It’s not always easy to get a clear picture of how factoring can affect your business. Sure, factoring companies will tout their advantages, but some businesses would rather stick to bank loans. Some even make use of credit cards to spur the growth of their business, despite the astronomical interest rate.
But there are some factoring business studies which shed light on the subject so that you can get a better understanding of its purpose. For example, there’s a book of actual factoring business studies, and it shows success stories as well as failures. You can also read up on various articles detailing actual companies which underwent the procedure.
How Does Factoring Work for You?
You can probably read up on many articles about what factoring is. After all, it’s a simple process. Instead of waiting 90 days for that $100,000 payment, you can get your $80,000 now. Then the factoring company gives you the rest of your money (minus the factor’s fees) when your customer pays in full.
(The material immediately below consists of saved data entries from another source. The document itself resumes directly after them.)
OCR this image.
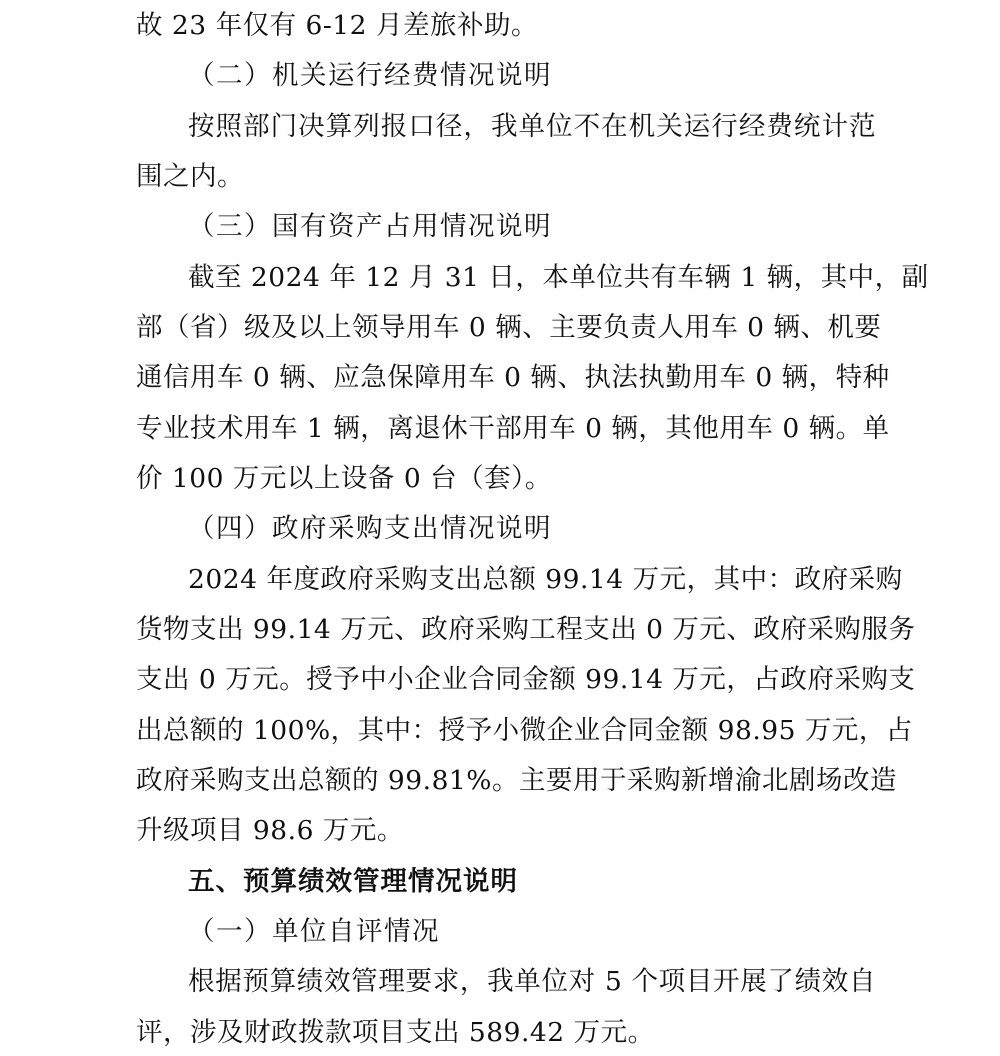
故 23 年仅有 6-12 月差旅补助。
（二）机关运行经费情况说明
按照部门决算列报口径，我单位不在机关运行经费统计范
围之内。
（三）国有资产占用情况说明
截至 2024 年 12 月 31 日，本单位共有车辆 1 辆，其中，副
部（省）级及以上领导用车 0 辆、主要负责人用车 0 辆、机要
通信用车 0 辆、应急保障用车 0 辆、执法执勤用车 0 辆，特种
专业技术用车 1 辆，离退休干部用车 0 辆，其他用车 0 辆。单
价 100 万元以上设备 0 台（套）。
（四）政府采购支出情况说明
2024 年度政府采购支出总额 99.14 万元，其中：政府采购
货物支出 99.14 万元、政府采购工程支出 0 万元、政府采购服务
支出 0 万元。授予中小企业合同金额 99.14 万元，占政府采购支
出总额的 100%，其中：授予小微企业合同金额 98.95 万元，占
政府采购支出总额的 99.81%。主要用于采购新增渝北剧场改造
升级项目 98.6 万元。
五、预算绩效管理情况说明
（一）单位自评情况
根据预算绩效管理要求，我单位对 5 个项目开展了绩效自
评，涉及财政拨款项目支出 589.42 万元。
But with actual case studies, you can get to see how it works precisely. For example, you can ask a factor for references in your industry before you take advantage of the factor’s services. Then you will know exactly how the process works, how much you get in advance and how quickly, and how much you pay for the privilege.
This is crucial information. While your situation may not be exactly the same as the other business, you two have something in common so at least the process and the experience will be very similar.
Is It Right for You?
This, of course, is the crux of the matter. With actual case studies, you can know precisely what kind of circumstances led a particular company to seek factoring services. For example, a business may have some trouble getting a loan from a bank. It may have cash flow problems, or it may have had a business opportunity that needed an extra infusion of cash quickly.
With this info, you can then see how such a solution that worked for others can also signify that factoring can also work for you.
When Is It Not Right?
With a case study, you can also find out if it’s not the right solution for your business. Even factoring companies admit that factoring isn’t for everyone. For example, if you have a very small profit margin then you’re just giving your profit to the factor.
OR it may also mean that a particular factoring company isn’t right for you. Perhaps their advance is too small, or their fees are too high. Maybe they want to lock you in a long term contract when you only need a short term solution, or perhaps they want complete control on which companies you should do business with. That’s why you need to look at several factoring companies to see what terms they offer. The best offer may just be good enough for your needs.